“A deuced pretty girl, after all,” the Major thought, as she beamed on him her brightest smile when Phil introduced her, and then the parties separated. And returning to Margery, Queenie led her in triumph to the carriage, while Mrs. La Rue followed after them.
Her black gauze vail was drawn closely over her face, but both girls caught a sound like a suppressed sigh, and turning to her, Margery said:
“I believe mother is homesick, and pining for France she seems so low spirited.”
“Oh, I hope not. America is a great deal better than France, and Merrivale is best of all,” Queenie said, glancing at Mrs. La Rue, and noting for the first time how pale and tired she looked, noticing, too, that she was all in black, though not exactly in mourning.
“She has lost some friend, perhaps,” she thought, and then chatted on with Margery, unmindful of the woman who leaned wearily back among the soft cushions of the luxurious carriage.
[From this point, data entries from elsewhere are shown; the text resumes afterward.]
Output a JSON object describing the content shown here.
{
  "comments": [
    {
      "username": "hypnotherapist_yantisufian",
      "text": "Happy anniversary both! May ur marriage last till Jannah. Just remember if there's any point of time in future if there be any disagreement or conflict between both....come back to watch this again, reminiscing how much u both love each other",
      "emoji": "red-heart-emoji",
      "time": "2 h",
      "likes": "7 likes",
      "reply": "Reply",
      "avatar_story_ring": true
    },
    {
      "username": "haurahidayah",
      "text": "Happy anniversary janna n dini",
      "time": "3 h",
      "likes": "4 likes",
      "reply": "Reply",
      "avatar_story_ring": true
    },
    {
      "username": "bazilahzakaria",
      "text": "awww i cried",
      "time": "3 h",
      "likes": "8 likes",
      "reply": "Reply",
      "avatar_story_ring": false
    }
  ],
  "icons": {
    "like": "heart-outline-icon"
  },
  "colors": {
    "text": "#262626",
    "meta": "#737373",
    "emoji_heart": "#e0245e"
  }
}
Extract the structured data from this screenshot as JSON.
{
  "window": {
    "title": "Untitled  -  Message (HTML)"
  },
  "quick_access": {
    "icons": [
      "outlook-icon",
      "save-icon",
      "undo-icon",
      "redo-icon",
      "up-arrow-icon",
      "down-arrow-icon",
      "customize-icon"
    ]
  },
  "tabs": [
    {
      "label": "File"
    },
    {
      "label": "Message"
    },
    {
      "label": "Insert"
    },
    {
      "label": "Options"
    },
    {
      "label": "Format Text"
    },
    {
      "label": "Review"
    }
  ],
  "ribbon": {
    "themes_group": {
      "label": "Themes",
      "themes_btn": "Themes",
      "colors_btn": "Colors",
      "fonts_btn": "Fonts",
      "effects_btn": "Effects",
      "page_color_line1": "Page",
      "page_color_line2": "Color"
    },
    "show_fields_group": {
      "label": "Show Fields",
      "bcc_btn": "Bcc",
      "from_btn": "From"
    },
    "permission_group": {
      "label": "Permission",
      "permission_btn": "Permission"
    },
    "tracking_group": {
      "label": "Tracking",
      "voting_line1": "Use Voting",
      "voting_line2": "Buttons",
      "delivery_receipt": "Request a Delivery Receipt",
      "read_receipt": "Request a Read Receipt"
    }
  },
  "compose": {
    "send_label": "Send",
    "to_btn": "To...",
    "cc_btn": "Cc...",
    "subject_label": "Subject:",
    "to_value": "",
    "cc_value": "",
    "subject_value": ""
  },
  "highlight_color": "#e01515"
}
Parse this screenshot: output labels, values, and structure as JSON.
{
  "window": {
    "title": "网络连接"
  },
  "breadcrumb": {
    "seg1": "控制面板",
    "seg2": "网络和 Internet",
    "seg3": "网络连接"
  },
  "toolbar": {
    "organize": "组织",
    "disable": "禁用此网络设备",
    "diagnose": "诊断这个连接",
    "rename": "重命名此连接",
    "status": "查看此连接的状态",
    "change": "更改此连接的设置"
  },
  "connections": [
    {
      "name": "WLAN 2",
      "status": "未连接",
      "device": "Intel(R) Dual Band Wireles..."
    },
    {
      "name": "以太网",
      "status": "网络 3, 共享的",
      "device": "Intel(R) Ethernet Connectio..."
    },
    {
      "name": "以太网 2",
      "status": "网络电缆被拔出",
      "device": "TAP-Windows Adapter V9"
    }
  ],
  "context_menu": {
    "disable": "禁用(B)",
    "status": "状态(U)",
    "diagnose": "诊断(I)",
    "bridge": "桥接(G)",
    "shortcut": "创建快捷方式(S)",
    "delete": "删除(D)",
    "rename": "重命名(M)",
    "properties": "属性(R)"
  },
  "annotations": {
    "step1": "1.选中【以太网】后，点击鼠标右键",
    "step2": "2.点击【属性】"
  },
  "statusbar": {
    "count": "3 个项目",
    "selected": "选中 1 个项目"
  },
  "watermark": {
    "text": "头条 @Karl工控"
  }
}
Of what was she thinking?—the tired, sad woman, as the carriage wound up the hill, across the common, past the church where Margaret Ferguson used to say her prayers, and past the yellowish-brown house which Queenie pointed out as her Aunt Lydia’s, and where, on the door-step Anna sat fanning herself, rejoicing that she was now a grocer’s daughter. It would be hard to fathom her thoughts, which were straying far back over the broad gulf which lay between the present and the days of her girlhood. And yet nothing escaped her, from Anna Ferguson on the door-step to the handsome house and grounds at the Knoll, which Queenie said was her Aunt Rossiter’s house; but when at last the cottage was reached, and she alighted from the carriage, she was so weak and faint that Margery led her into the house, and even Queenie was alarmed at the death-like pallor of her face, and stood by her while Margery hunted through her bags for some restorative.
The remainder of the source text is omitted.